CS144 2023 简要记录

前言： 因为大学时候学计网的无聊体验，相关的八股不怎么愿意看，面试的时候一直被问计网相关的问题都不怎么能回答上来，虽然现在秋招快结束了，但还是打算趁着国庆假期以及后面几天，把之前就听说过的CS144计网课程实验做完，补齐计网这一环。由于只是为了熟悉计网，故不怎么会详细记录实验过程，只是写一些印象深刻的点，由于这是个人网站，没做什么seo优化，搜索引擎不怎么能搜到，故直接把相关代码贴上去。

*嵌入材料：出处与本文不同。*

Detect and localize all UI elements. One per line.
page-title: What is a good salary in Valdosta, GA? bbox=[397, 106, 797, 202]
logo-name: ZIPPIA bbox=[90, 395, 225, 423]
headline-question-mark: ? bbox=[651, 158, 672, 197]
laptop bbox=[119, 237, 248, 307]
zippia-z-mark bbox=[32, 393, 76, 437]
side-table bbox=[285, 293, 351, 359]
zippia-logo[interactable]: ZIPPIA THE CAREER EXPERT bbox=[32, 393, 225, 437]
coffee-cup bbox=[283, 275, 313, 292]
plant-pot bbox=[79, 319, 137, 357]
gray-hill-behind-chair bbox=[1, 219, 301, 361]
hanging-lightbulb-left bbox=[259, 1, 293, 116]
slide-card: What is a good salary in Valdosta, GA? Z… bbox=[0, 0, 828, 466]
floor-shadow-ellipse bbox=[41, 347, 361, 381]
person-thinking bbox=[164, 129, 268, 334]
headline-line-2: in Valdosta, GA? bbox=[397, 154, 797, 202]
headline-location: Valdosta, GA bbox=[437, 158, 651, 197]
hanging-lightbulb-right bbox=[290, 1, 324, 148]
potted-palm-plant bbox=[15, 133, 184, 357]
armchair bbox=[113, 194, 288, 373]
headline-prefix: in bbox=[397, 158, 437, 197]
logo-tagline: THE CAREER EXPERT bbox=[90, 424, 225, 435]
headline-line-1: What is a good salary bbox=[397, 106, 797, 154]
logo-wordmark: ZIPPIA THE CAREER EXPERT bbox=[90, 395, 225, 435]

如有任何问题，欢迎联系我，个人邮箱：r1523646952@163.com

环境搭建：

安装高版本的ubuntu保证g++版本符合要求

清华ubuntu镜像：ubuntu-23.04-desktop-amd64

实验pdf备份：https://github.com/1020xyr/cs144-pdf

lab0 wget与内存字节流实现

lab0地址：check0.pdf

string_view不涉及实际的内存管理

刚开始ByteStream类中使用string_view存储字节流，虽然知道string_view和leveldb中的Slice类差不多，但总感觉它会维持一份它所指的内存（特别是使用了移动构造函数），但实际测试却发现报错，指向栈内内存，故改成string存储

string_view测试：

#include <string>
#include <iostream>

using namespace std;

string_view GetView() {
  string test = "123456789";
  string_view view = test;
  cout << view << endl;
  cout << view.size() << " " << sizeof(view) << endl;
  return view;
}

int main() {
  auto view = GetView();
  cout << view << endl;
  cout << view.size() << " " << sizeof(view) << endl;
}

/*
string_view成员:
      size_t	    _M_len;
      const _CharT* _M_str;
*/

Writer::push 数据为空时处理

  {
    ByteStreamTestHarness test { "peeks", 2 };
    test.execute( Push { "" } );
    test.execute( Push { "" } );
    test.execute( Push { "" } );
    test.execute( Push { "" } );
    test.execute( Push { "" } );
    test.execute( Push { "cat" } );
    test.execute( Push { "" } );
    test.execute( Push { "" } );
    test.execute( Push { "" } );
    test.execute( Push { "" } );
    test.execute( Push { "" } );
    test.execute( Peek { "ca" } );
    test.execute( Peek { "ca" } );
    test.execute( BytesBuffered { 2 } );
    test.execute( Peek { "ca" } );
    test.execute( Peek { "ca" } );
    test.execute( Pop { 1 } );
    test.execute( Push { "" } );
    test.execute( Push { "" } );
    test.execute( Push { "" } );
    test.execute( Peek { "a" } );
    test.execute( Peek { "a" } );
    test.execute( BytesBuffered { 1 } );
  }

} catch ( const exception& e ) {
  cerr << "Exception: " << e.what() << endl;
  return EXIT_FAILURE;
}

测试时以上测试段一直过不去，后面发现即使数据为空也会向字节流中加入一个””，可以在peek时进行特殊处理，返回第一个非空的string，但更简单的是直接在push时不加入空数据

1
2
3

if ( data.empty() || avil == 0 ) { // 数据为空或缓冲区为空，直接返回
  return;
}

无符号整数while循环 > 0

刚开始我的Reader::pop实现如左边所示，这是基于byte_stream_helpers中read函数的基本用法，使用peek后选择性进行裁剪后调用pop，故pop的len一定小于等于第一个string的长度，当然以上代码是可以通过全部测试用例的。写完之后，看了看网上其他实现，发现CS144 2023 完全指南比我考虑多一点，故对其他情况进行处理。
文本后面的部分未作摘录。